Tribunas

Rezar por la salud del cardenal Cañizares

 

 

José Francisco Serrano Oceja


El cardenal Antonio Cañizares.

 

 

 

 

Cuando escribo este texto, el domingo por la mañana a primera hora, la situación del cardenal Antonio Cañizares sigue siendo crítica aunque estable. Ayer por la tarde sufrió una breve mejoría, pero esto no quiere decir que haya salido de todo peligro. Por lo tanto, hay que seguir rezando por su pronta recuperación.

Fue una pena que don Antonio no pudiera participar en el último Cónclave. Hubiera sido el broche de oro a su carrera de entrega y servicio a la Iglesia. Recuerdo cuando, con motivo de su Doctorado Honoris Causa en la Universidad Católica de valencia, universidad a la que le dio un impulso singular, dijo que “mi vida debería ser sencillamente servir, servir con la caridad, con el ejemplo, con la cercanía a los pobres y tomando parte en los duros trabajos del Evangelio”.

No es la primera vez, ni creo será la última, que escribo sobre don Antonio Cañizares. Las más de las veces cuando estaba en pleno ejercicio del ministerio en los diversos lugares en los que ha estado. Tengo que confesar que no siempre lo que escribí de él le agradó. Alguna vez se enfadó bastante y, según su forma de ser, me lo dijo a la cara, lo que agradecí siempre.

En eso don Antonio era poco clerical. Cuando tenía que decir algo, te lo decía, para bien o para mal. También es cierto que ese episodio ocurrió en un momento crítico de su vida, cuando se fue a Roma al Dicasterio de Liturgia, digamos más bien a regañadientes.

Lo que querría ahora es invitar a los lectores y a las lectoras a que recemos por él. Y, de paso, aprovechar para recordar un momento clave de su vida, lo que ocurrió en 1985-1986.

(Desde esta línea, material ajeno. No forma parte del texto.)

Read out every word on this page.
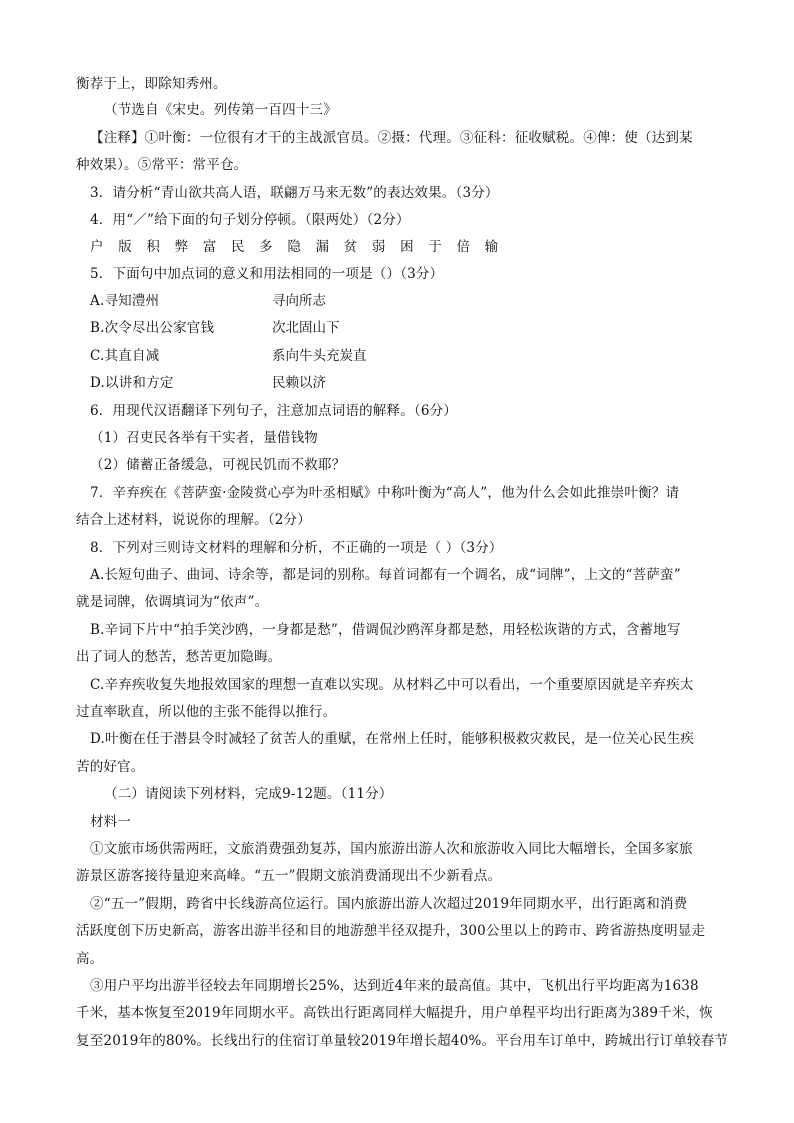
衡荐于上，即除知秀州。
（节选自《宋史。列传第一百四十三》
【注释】①叶衡：一位很有才干的主战派官员。②摄：代理。③征科：征收赋税。④俾：使（达到某
种效果）。⑤常平：常平仓。
3．请分析“青山欲共高人语，联翩万马来无数”的表达效果。（3分）
4．用“／”给下面的句子划分停顿。（限两处）（2分）
户 版 积 弊 富 民 多 隐 漏 贫 弱 困 于 倍 输
5．下面句中加点词的意义和用法相同的一项是（）（3分）
A.寻知澧州	寻向所志
B.次令尽出公家官钱	次北固山下
C.其直自减	系向牛头充炭直
D.以讲和方定	民赖以济
6．用现代汉语翻译下列句子，注意加点词语的解释。（6分）
（1）召吏民各举有干实者，量借钱物
（2）储蓄正备缓急，可视民饥而不救耶？
7．辛弃疾在《菩萨蛮·金陵赏心亭为叶丞相赋》中称叶衡为“高人”，他为什么会如此推崇叶衡？请
结合上述材料，说说你的理解。（2分）
8．下列对三则诗文材料的理解和分析，不正确的一项是（ ）（3分）
A.长短句曲子、曲词、诗余等，都是词的别称。每首词都有一个调名，成“词牌”，上文的“菩萨蛮”
就是词牌，依调填词为“依声”。
B.辛词下片中“拍手笑沙鸥，一身都是愁”，借调侃沙鸥浑身都是愁，用轻松诙谐的方式，含蓄地写
出了词人的愁苦，愁苦更加隐晦。
C.辛弃疾收复失地报效国家的理想一直难以实现。从材料乙中可以看出，一个重要原因就是辛弃疾太
过直率耿直，所以他的主张不能得以推行。
D.叶衡在任于潜县令时减轻了贫苦人的重赋，在常州上任时，能够积极救灾救民，是一位关心民生疾
苦的好官。
（二）请阅读下列材料，完成9-12题。（11分）
材料一
①文旅市场供需两旺，文旅消费强劲复苏，国内旅游出游人次和旅游收入同比大幅增长，全国多家旅
游景区游客接待量迎来高峰。“五一”假期文旅消费涌现出不少新看点。
②“五一”假期，跨省中长线游高位运行。国内旅游出游人次超过2019年同期水平，出行距离和消费
活跃度创下历史新高，游客出游半径和目的地游憩半径双提升，300公里以上的跨市、跨省游热度明显走
高。
③用户平均出游半径较去年同期增长25%，达到近4年来的最高值。其中，飞机出行平均距离为1638
千米，基本恢复至2019年同期水平。高铁出行距离同样大幅提升，用户单程平均出行距离为389千米，恢
复至2019年的80%。长线出行的住宿订单量较2019年增长超40%。平台用车订单中，跨城出行订单较春节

Había terminado sus estudios en la Universidad Pontifica de Salamanca, en dónde defendió la tesis doctoral sobre un obispo renovador, Santo Tomás de Villanueva, dirigida por Casiano Floristán. Creo que con esto lo digo todo.

En Madrid se movía en los entornos del grupo del Instituto de Pastoral, hoy diríamos de mi recordado Juan de Dios Martín Velasco. Después de una corta estancia en Sinarcas, por cierto, enviado por el santo obispo García Lahiguera, daba clases en el Instituto de Pastoral y en lo que entonces era el Seminario Conciliar de Madrid.

Pero fue en 1985 cuando le nombraron director del secretariado, o secretario, de la Comisión Episcopal de la Doctrina de la fe. Por aquella época tenía mucho peso un obispo de Segovia que, por desgracia, ha pasado demasiado inadvertido para la historia, monseñor Antonio Palenzuela Velázquez, sin el cual no se hubiera entendido el giro de la teología española en los primeros tiempos del pontificado de san Juan Pablo II.

Don Antonio Cañizares también fue heredero de esa escuela de teología. Se empeñó a fondo, por tanto, en un nuevo tiempo de la teología, y de catequética -en esto con José Manuel Estepa-, desde una propuesta explícita de la fe, una mayor clarificación doctrinal y un seguimiento estrecho de los teólogos que sostenían doctrinas no acordes con el magisterio. Percibió que había caminos sin salida y que se abrían otros nuevos caminos.

Fue en esa época en la que en el Seminario de Madrid, vamos, en San Dámaso, preparando también y en cierta media ejecutando, antes con Suquía y cuando llegó Rouco, una generación de nuevos teólogos, Alfonso Carrasco Rouco, Santiago del Cura durante unos semestres, Julián Carrón, Gerardo del Pozo desde Burgos, Pablo Domínguez, en filosofía, entre otros, con la idea de convertir San Dámaso en un centro autónomo y orientado a lo que ahora se llaman los vientos del pontificado. El 6 de marzo de 1992 le llegó el nombramiento como obispo de Ávila.

Quede constancia de este cambio en la vida de don Antonio Cañizares que marcó toda su trayectoria.